CBS Sports goes all-HD for opening weekend of NCAA Men’s Tourney

By Ken Kerschbaumer

This year’s CBS Sports coverage of the NCAA Men’s Basketball Tournament will offer a broadcasting first as all first- and second-round games will be broadcast in HD. The key this year is the addition of new HD distribution capabilities at the network operations center that allow for the many different incarnations of constant and flex feeds that need to be sent out to stations across the country to go all HD.

“It’s easy to do the game production in HD but it’s harder to turn the signals around in HD and have the right number of HD transponders and the ability of stations to receive HD,” says Ken Aagaard, CBS Sports SVP operations and production services. “There are four games at once and then a constant and flex feed for each game and, in some circumstances, three flex feeds. So we can have up to 12 network signals passing out to stations in any given window.”

While CBS network operations keeps track of numerous incoming and outgoing feeds the CBS Sports production team and its staff will “man up” for producing 48 games in less than 96 hours during the opening four days of the tourney. For many fans simply watching all of the action can be exhausting.

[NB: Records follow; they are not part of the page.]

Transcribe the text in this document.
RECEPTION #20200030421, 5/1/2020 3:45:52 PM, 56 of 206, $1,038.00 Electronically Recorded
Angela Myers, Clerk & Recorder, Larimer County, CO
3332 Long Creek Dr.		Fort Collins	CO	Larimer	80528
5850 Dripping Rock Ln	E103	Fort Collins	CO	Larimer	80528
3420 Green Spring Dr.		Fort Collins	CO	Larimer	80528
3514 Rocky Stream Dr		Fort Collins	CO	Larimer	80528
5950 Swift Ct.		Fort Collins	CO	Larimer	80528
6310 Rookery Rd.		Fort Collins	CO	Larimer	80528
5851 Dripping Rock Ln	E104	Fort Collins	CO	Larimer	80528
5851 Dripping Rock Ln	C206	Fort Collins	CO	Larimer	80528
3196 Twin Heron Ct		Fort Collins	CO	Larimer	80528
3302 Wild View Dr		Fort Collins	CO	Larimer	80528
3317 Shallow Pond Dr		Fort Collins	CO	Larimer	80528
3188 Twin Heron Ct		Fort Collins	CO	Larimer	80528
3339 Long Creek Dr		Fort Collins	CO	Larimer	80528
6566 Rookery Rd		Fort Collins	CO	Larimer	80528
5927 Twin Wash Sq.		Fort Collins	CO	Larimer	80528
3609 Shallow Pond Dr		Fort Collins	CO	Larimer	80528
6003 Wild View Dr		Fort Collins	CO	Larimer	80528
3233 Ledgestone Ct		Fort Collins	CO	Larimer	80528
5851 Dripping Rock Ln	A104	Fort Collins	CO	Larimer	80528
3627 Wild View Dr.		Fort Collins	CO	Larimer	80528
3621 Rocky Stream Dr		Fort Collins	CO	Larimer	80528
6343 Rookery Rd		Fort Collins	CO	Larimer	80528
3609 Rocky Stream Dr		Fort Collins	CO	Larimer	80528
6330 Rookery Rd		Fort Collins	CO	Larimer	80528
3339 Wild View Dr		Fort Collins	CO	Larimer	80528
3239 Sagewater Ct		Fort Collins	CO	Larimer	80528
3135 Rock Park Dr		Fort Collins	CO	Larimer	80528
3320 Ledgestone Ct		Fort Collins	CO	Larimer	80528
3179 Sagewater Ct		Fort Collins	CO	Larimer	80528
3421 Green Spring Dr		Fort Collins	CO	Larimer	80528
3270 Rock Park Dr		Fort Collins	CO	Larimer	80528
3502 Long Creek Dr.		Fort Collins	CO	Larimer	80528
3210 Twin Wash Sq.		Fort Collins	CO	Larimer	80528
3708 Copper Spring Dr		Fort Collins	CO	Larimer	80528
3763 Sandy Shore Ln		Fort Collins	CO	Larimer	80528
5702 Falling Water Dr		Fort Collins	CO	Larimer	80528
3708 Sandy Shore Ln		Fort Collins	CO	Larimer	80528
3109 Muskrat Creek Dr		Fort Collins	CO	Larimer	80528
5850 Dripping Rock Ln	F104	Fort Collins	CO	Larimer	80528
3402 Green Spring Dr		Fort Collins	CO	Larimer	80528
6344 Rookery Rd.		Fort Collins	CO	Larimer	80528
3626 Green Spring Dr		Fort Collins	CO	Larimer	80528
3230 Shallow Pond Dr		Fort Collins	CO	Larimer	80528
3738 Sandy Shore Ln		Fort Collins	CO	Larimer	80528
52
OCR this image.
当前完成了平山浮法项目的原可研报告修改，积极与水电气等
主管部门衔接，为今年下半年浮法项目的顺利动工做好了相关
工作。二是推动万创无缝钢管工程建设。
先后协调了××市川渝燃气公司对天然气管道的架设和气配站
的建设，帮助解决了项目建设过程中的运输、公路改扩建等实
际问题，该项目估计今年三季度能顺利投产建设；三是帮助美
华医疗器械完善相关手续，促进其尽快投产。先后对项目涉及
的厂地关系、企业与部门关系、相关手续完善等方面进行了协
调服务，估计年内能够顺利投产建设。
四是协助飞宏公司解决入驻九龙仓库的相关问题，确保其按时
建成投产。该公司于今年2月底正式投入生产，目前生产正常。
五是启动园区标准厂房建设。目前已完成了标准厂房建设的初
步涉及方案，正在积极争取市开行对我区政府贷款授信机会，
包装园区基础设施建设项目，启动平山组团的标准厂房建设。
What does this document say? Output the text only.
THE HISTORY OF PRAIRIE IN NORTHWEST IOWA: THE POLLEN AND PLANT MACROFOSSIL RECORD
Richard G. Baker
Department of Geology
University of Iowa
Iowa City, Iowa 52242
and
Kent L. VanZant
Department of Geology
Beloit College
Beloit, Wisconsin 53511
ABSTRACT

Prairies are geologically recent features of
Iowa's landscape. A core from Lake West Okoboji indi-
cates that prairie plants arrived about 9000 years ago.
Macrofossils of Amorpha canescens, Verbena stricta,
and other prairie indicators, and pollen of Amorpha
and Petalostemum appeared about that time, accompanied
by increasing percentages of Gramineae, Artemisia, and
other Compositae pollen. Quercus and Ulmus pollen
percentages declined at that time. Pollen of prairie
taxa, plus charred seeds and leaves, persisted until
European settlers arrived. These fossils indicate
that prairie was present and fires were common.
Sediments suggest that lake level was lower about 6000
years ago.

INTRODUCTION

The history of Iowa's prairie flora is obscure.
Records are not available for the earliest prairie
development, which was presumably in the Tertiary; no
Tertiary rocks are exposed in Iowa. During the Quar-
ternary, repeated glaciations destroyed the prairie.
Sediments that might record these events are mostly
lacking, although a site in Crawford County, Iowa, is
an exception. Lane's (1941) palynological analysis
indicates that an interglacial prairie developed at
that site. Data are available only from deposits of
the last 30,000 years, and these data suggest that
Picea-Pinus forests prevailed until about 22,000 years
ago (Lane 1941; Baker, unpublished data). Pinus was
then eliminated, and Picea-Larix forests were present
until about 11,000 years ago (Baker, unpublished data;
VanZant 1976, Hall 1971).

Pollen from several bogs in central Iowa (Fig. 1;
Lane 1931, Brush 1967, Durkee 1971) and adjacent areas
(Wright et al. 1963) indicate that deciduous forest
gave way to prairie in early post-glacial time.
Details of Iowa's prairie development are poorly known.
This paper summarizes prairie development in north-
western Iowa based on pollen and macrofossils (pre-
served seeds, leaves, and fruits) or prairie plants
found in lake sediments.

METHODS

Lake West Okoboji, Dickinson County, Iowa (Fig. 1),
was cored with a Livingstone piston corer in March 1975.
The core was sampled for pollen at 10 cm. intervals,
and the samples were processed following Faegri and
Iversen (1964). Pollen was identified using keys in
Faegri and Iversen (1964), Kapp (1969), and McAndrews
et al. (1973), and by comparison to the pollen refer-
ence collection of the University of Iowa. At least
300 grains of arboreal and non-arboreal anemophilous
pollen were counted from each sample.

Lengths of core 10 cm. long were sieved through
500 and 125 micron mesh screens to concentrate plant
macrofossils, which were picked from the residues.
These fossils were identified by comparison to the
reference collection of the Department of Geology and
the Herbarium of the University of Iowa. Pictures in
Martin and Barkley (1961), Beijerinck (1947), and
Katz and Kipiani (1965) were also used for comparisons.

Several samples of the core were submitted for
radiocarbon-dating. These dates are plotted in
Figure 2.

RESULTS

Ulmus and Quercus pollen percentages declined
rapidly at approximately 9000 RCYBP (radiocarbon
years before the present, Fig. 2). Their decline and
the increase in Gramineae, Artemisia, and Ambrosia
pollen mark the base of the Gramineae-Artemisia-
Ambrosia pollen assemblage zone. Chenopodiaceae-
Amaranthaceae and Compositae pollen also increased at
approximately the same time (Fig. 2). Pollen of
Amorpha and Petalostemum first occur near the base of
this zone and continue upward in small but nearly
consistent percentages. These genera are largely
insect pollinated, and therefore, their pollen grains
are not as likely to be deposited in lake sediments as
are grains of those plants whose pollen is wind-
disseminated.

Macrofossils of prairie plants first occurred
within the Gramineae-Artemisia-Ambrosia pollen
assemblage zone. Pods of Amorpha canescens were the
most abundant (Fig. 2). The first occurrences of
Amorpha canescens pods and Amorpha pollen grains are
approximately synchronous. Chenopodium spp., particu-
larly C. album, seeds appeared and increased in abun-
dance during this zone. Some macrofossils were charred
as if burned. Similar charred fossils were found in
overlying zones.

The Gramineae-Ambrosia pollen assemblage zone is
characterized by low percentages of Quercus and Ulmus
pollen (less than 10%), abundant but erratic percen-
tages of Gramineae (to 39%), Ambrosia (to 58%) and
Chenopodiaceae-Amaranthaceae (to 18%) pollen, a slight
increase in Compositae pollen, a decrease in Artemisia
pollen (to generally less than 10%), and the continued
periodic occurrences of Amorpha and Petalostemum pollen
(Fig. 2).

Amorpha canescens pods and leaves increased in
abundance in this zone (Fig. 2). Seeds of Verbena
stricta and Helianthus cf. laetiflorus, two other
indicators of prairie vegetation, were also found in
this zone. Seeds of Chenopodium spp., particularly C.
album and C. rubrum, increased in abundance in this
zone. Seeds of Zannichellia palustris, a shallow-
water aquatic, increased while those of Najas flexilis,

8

“March Madness is an incredible undertaking and there is nothing as complicated as this,” says Aagaard. A total of eight production trucks from five separate vendors will be used during the tournament: NMT’s HD1 and HD12 units; NEP’s Supershooter 20 and 24; Corplex Platinum, NCP VIII, and F&F Productions’ GTX 14 and GTX 15. The regional games will be handled by NCP VIII, NMT HD 12, Corplex Platinum and F&F Production’s GTX 15. GTX 15 will also handle the Final Four.

The GTX 15 truck hit the road last August for the U.S. Open tennis championships. It features a full-blown Thomson Kalypso production switcher with four M/Es, 48 inputs and outputs, and six transform engines; all HD monitors and a Sony multiviewer for quad splits; and an all XT[2] complement of EVS servers.

“We were trying to bridge sports and entertainment,” says Bill McKechney, F&F Productions VP, engineering. “We have a multi-use production area with movable production benches but the electronics are fixed in the console. “It’s completely transparent to the client.”

Twelve Ikegami HDK-79EC cameras are also on board, an upgrade from previous Ikegami cameras. “They have more static resolution than the previous model and we now use them on GTX12 and two other trucks for a total of 36 HDK-79EC cameras,” says McKechney. GTX12 will make an appearance in Augusta for CBS coverage of The Masters in April.

Another difference from other F&F units is the Calrec console and the use of an NVision NV8288 288×432 in/out router. “The router is 3Gbps compliant and also takes less real estate than other routers,” adds McKechney. “The heart of the system is 1080p capable but I still think 1080p production is five years away because of the transmission issues.”